I have what I think is a porcelain over steel tub. It is 20+ years old -- may actually be the original, which would be 1955.

The plumber found a crack in the end, apparently extending down from the overflow drain, which is the cause of a leak. It only leaks when the tub is filled, not when I shower.

He said I have to replace the tub. Is there anything else I can do? Any stopgap measure till I can get some other things done? I'd really like to use the tub occasionally.

thanks.
mev


----------



## glennjanie (Apr 1, 2009)

Welcome Mev:
It looks like you will need to use the shower only until something better can fit the budget. Anything that is thin enough to work into the crack will not withstand the expansion and contraction of hot water and cooling down; the crack would re-occour within two uses.
Glenn


----------



## Nestor_Kelebay (Apr 2, 2009)

mwilson said:


> The plumber found a crack in the end, apparently extending down from the overflow drain, which is the cause of a leak. It only leaks when the tub is filled, not when I shower.



I'd get another opinion.

I have seen chips in bathtub enamel, and I have seen scratches in bathtub enamel, but I have never seen a "crack" in bathtub enamel.  Also, the only evidence that the crack would be of concern is seeing a reddish brown rust forming along that "crack".  Unless you see that rust, then the crack doesn't extend all the way through the porcelain enamel to the steel.  If the steel of the tub is rusting (and it WILL rust if exposed to moisture), you should see a reddish brown discolourantion along that crack.
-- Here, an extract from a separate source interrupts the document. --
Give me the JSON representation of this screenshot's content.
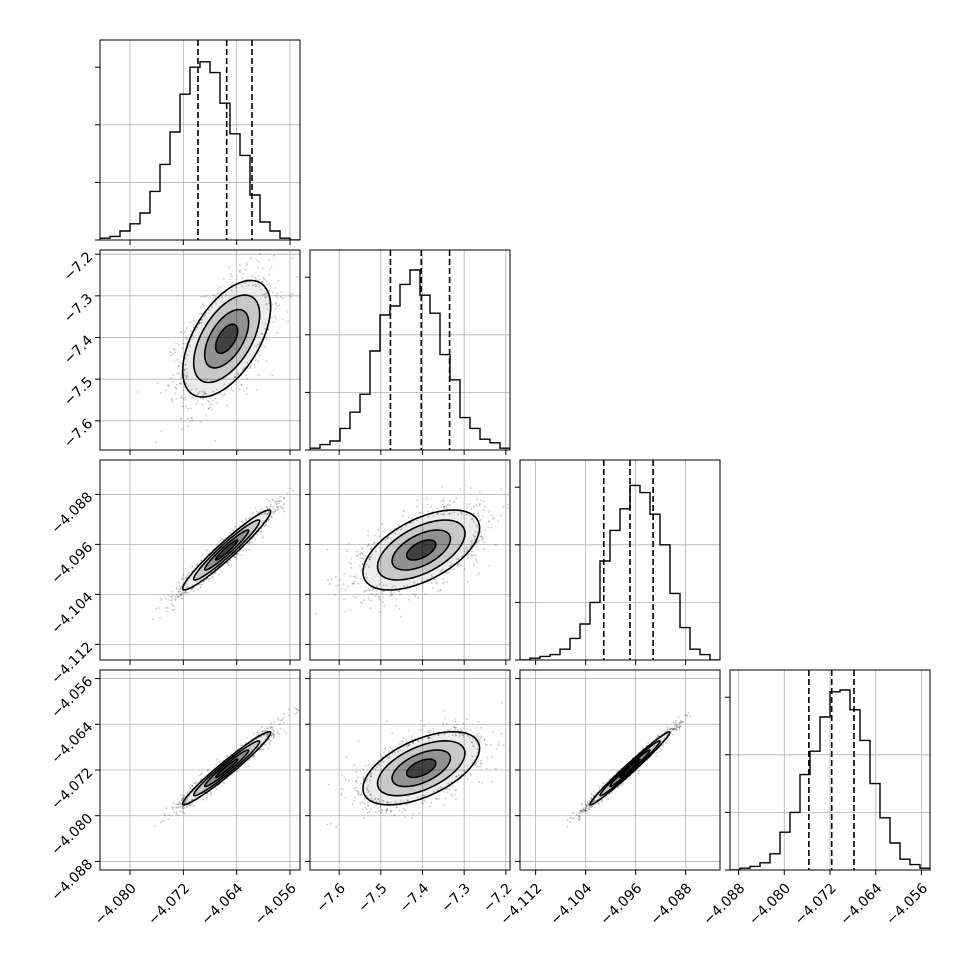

Also, steel bathtubs don't crack!  Think about it.  In order to stamp a sheet of steel into as radical a shape as a bathtub, you can't use a hard or brittle steel.  You need to use a softer steel that can be bent and stretched without breaking.  That this same steel would then crack when there's virtually no stress on it is kinda hard to understand.

Unless you can see that crack with your own beady eyes, what you probably have is just a leaking overflow washer.  This is a bevelled rubber washer that goes between the back of the bathtub and the overflow pipe that connects to the drain pipe from the tub.  Then, the flow from both pipes goes into a p-trap.  I've had to replace one of those myself even, and you can change them from inside the tub.
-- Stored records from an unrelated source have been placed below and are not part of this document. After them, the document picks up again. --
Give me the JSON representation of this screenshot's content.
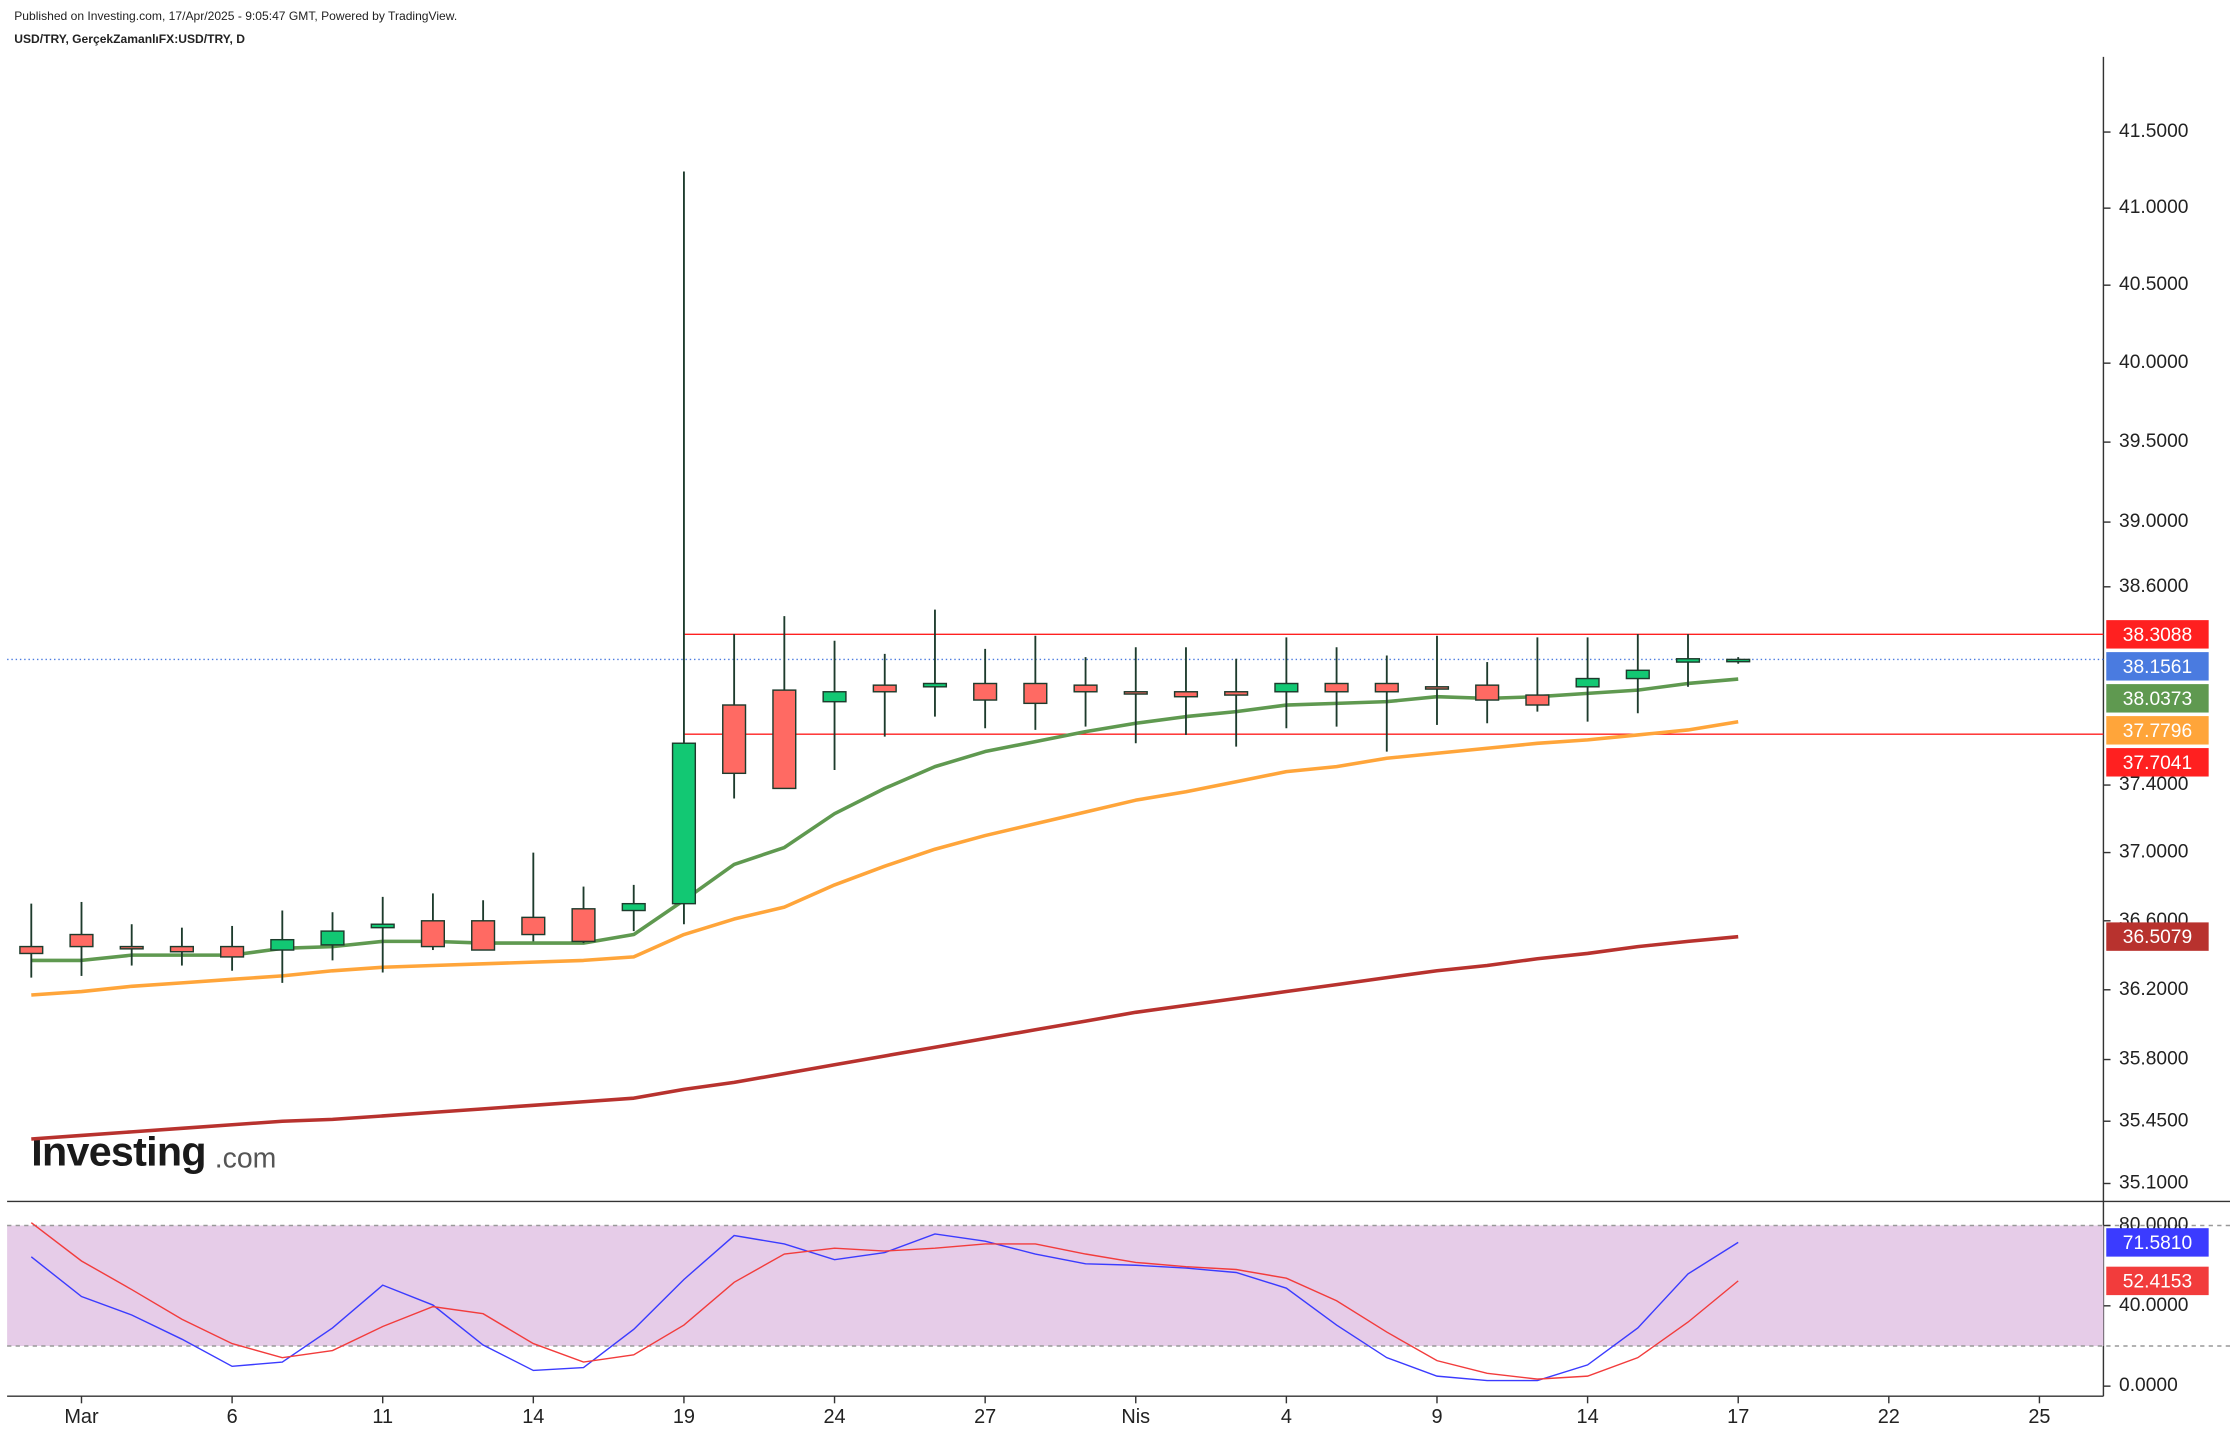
{
  "header": {
    "published": "Published on Investing.com, 17/Apr/2025 - 9:05:47 GMT, Powered by TradingView.",
    "symbol": "USD/TRY, GerçekZamanlıFX:USD/TRY, D"
  },
  "logo": {
    "name": "Investing",
    "suffix": ".com"
  },
  "chart_data": [
    {
      "type": "candlestick",
      "log_scale": true,
      "grid": false,
      "up_color": "#12c873",
      "down_color": "#ff6a63",
      "wick_color": "#1d3b2c",
      "last_color": "#4a7be0",
      "categories": [
        null,
        "Mar",
        null,
        null,
        "6",
        null,
        null,
        "11",
        null,
        null,
        "14",
        null,
        null,
        "19",
        null,
        null,
        "24",
        null,
        null,
        "27",
        null,
        null,
        "Nis",
        null,
        null,
        "4",
        null,
        null,
        "9",
        null,
        null,
        "14",
        null,
        null,
        "17",
        null,
        null,
        "22",
        null,
        null,
        "25",
        null
      ],
      "open": [
        36.45,
        36.52,
        36.45,
        36.45,
        36.45,
        36.43,
        36.46,
        36.56,
        36.6,
        36.6,
        36.62,
        36.67,
        36.66,
        36.7,
        37.88,
        37.97,
        37.9,
        38.0,
        37.99,
        38.01,
        38.01,
        38.0,
        37.96,
        37.96,
        37.96,
        37.96,
        38.01,
        38.01,
        37.99,
        38.0,
        37.94,
        37.99,
        38.04,
        38.14,
        38.15,
        null,
        null,
        null,
        null,
        null,
        null,
        null
      ],
      "high": [
        36.7,
        36.71,
        36.58,
        36.56,
        36.57,
        36.66,
        36.65,
        36.74,
        36.76,
        36.72,
        37.0,
        36.8,
        36.81,
        41.24,
        38.31,
        38.42,
        38.27,
        38.19,
        38.46,
        38.22,
        38.3,
        38.17,
        38.23,
        38.23,
        38.16,
        38.29,
        38.23,
        38.18,
        38.3,
        38.14,
        38.29,
        38.29,
        38.31,
        38.31,
        38.17,
        null,
        null,
        null,
        null,
        null,
        null,
        null
      ],
      "low": [
        36.27,
        36.28,
        36.34,
        36.34,
        36.31,
        36.24,
        36.37,
        36.3,
        36.43,
        36.43,
        36.48,
        36.47,
        36.54,
        36.58,
        37.32,
        37.38,
        37.49,
        37.69,
        37.81,
        37.74,
        37.73,
        37.75,
        37.65,
        37.7,
        37.63,
        37.74,
        37.75,
        37.6,
        37.76,
        37.77,
        37.84,
        37.78,
        37.83,
        37.99,
        38.13,
        null,
        null,
        null,
        null,
        null,
        null,
        null
      ],
      "close": [
        36.41,
        36.45,
        36.44,
        36.42,
        36.39,
        36.49,
        36.54,
        36.58,
        36.45,
        36.43,
        36.52,
        36.48,
        36.7,
        37.65,
        37.47,
        37.38,
        37.96,
        37.96,
        38.01,
        37.91,
        37.89,
        37.96,
        37.95,
        37.93,
        37.94,
        38.01,
        37.96,
        37.96,
        37.98,
        37.91,
        37.88,
        38.04,
        38.09,
        38.16,
        38.1561,
        null,
        null,
        null,
        null,
        null,
        null,
        null
      ],
      "series": [
        {
          "color": "#5f9950",
          "values": [
            36.37,
            36.37,
            36.4,
            36.4,
            36.4,
            36.44,
            36.45,
            36.48,
            36.48,
            36.47,
            36.47,
            36.47,
            36.52,
            36.72,
            36.93,
            37.03,
            37.23,
            37.38,
            37.51,
            37.6,
            37.66,
            37.72,
            37.77,
            37.81,
            37.84,
            37.88,
            37.89,
            37.9,
            37.93,
            37.92,
            37.93,
            37.95,
            37.97,
            38.01,
            38.0373,
            null,
            null,
            null,
            null,
            null,
            null,
            null
          ]
        },
        {
          "color": "#ffa53a",
          "values": [
            36.17,
            36.19,
            36.22,
            36.24,
            36.26,
            36.28,
            36.31,
            36.33,
            36.34,
            36.35,
            36.36,
            36.37,
            36.39,
            36.52,
            36.61,
            36.68,
            36.81,
            36.92,
            37.02,
            37.1,
            37.17,
            37.24,
            37.31,
            37.36,
            37.42,
            37.48,
            37.51,
            37.56,
            37.59,
            37.62,
            37.65,
            37.67,
            37.7,
            37.73,
            37.7796,
            null,
            null,
            null,
            null,
            null,
            null,
            null
          ]
        },
        {
          "color": "#b8322e",
          "values": [
            35.35,
            35.37,
            35.39,
            35.41,
            35.43,
            35.45,
            35.46,
            35.48,
            35.5,
            35.52,
            35.54,
            35.56,
            35.58,
            35.63,
            35.67,
            35.72,
            35.77,
            35.82,
            35.87,
            35.92,
            35.97,
            36.02,
            36.07,
            36.11,
            36.15,
            36.19,
            36.23,
            36.27,
            36.31,
            36.34,
            36.38,
            36.41,
            36.45,
            36.48,
            36.5079,
            null,
            null,
            null,
            null,
            null,
            null,
            null
          ]
        }
      ],
      "hlines": [
        {
          "value": 38.3088,
          "color": "#ff2020"
        },
        {
          "value": 37.7041,
          "color": "#ff2020"
        }
      ],
      "ylim": [
        35.0,
        42.0
      ],
      "yticks": [
        {
          "value": 35.1,
          "label": "35.1000"
        },
        {
          "value": 35.45,
          "label": "35.4500"
        },
        {
          "value": 35.8,
          "label": "35.8000"
        },
        {
          "value": 36.2,
          "label": "36.2000"
        },
        {
          "value": 36.6,
          "label": "36.6000"
        },
        {
          "value": 37,
          "label": "37.0000"
        },
        {
          "value": 37.4,
          "label": "37.4000"
        },
        {
          "value": 38.6,
          "label": "38.6000"
        },
        {
          "value": 39,
          "label": "39.0000"
        },
        {
          "value": 39.5,
          "label": "39.5000"
        },
        {
          "value": 40,
          "label": "40.0000"
        },
        {
          "value": 40.5,
          "label": "40.5000"
        },
        {
          "value": 41,
          "label": "41.0000"
        },
        {
          "value": 41.5,
          "label": "41.5000"
        }
      ]
    },
    {
      "type": "line",
      "band": [
        20,
        80
      ],
      "band_color": "#e6cce8",
      "series": [
        {
          "color": "#3b3bff",
          "values": [
            64.4,
            44.6,
            35.4,
            23.4,
            9.9,
            12.0,
            29.0,
            50.3,
            40.4,
            20.5,
            7.8,
            9.2,
            28.3,
            53.1,
            75.0,
            70.8,
            63.0,
            66.5,
            75.8,
            72.2,
            65.8,
            60.9,
            60.2,
            58.8,
            56.6,
            48.8,
            30.4,
            14.2,
            5.0,
            2.8,
            2.8,
            10.6,
            29.0,
            55.9,
            71.581
          ],
          "value_labels": [
            null,
            null,
            null,
            null,
            null,
            null,
            null,
            null,
            null,
            null,
            null,
            null,
            null,
            null,
            null,
            null,
            null,
            null,
            null,
            null,
            null,
            null,
            null,
            null,
            null,
            null,
            null,
            null,
            null,
            null,
            null,
            null,
            null,
            null,
            "71.5810"
          ]
        },
        {
          "color": "#f23c3c",
          "values": [
            81.4,
            62.3,
            48.1,
            33.3,
            21.2,
            14.2,
            17.7,
            29.7,
            39.6,
            36.1,
            21.2,
            12.0,
            15.6,
            30.4,
            51.7,
            65.8,
            68.7,
            67.3,
            68.7,
            70.8,
            70.8,
            65.8,
            61.6,
            59.5,
            58.1,
            53.8,
            42.5,
            26.9,
            12.7,
            6.4,
            3.5,
            5.0,
            14.2,
            31.9,
            52.4153
          ]
        }
      ],
      "ylim": [
        -5,
        92
      ],
      "yticks": [
        {
          "value": 0,
          "label": "0.0000"
        },
        {
          "value": 40,
          "label": "40.0000"
        },
        {
          "value": 80,
          "label": "80.0000"
        }
      ]
    }
  ]
}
You can buy a replacement bevelled washer for the overflow drain on your bathtub at any hardware store.  It's not often that these rubber washers leak, but compared to cracked steel bathtubs, it's as common as a barking dog.  That is, it's not common to have to replace an overflow washer, but I've never even heard of a bathtub cracking until now.

Also, the reason why you only have a leak when you bathe could very well be that it's only when you bathe that you get water flowing out the overflow spout on the tub (and leaking past the beveled washer).

Here, do this:

Clean the tub surface around the overflow drain, and tape some plastic over the tub overflow drain.  Slit a plastic bag open and tape it over the overflow all the way around the perimeter with wide, waterproof packaging tape.  (Any "Scotchtape-type tape" with an acrylic or solvent based pressure sensitive adhesive will do.)  (Open your yellow pages to "adhesives" and you should find sales agencies for LePages, 3M, Henkel, Dow Corning and others, and every one of them will sell you a roll of cheap waterproof tape.)

NOW fill the tub with water and see if there's any water leaks.

If no water leaks...,
     ...then it's leaking past your beveled overflow drain washer, not through any crack.

If it still leaks...,
     ... then clean the area around that crack, and apply your tape over that crack, all the way up to the overflow drain.  (You can remove the chrome cover over the overflow drain and run the tape right up under the chrome cover.)

     Even if your tub actually is cracked, there's absolutely no reason why a roll of waterproof tape won't allow you to continue using that tub for many more years.  Do try to get a transparent tape, tho, to make the repair less visible.


----------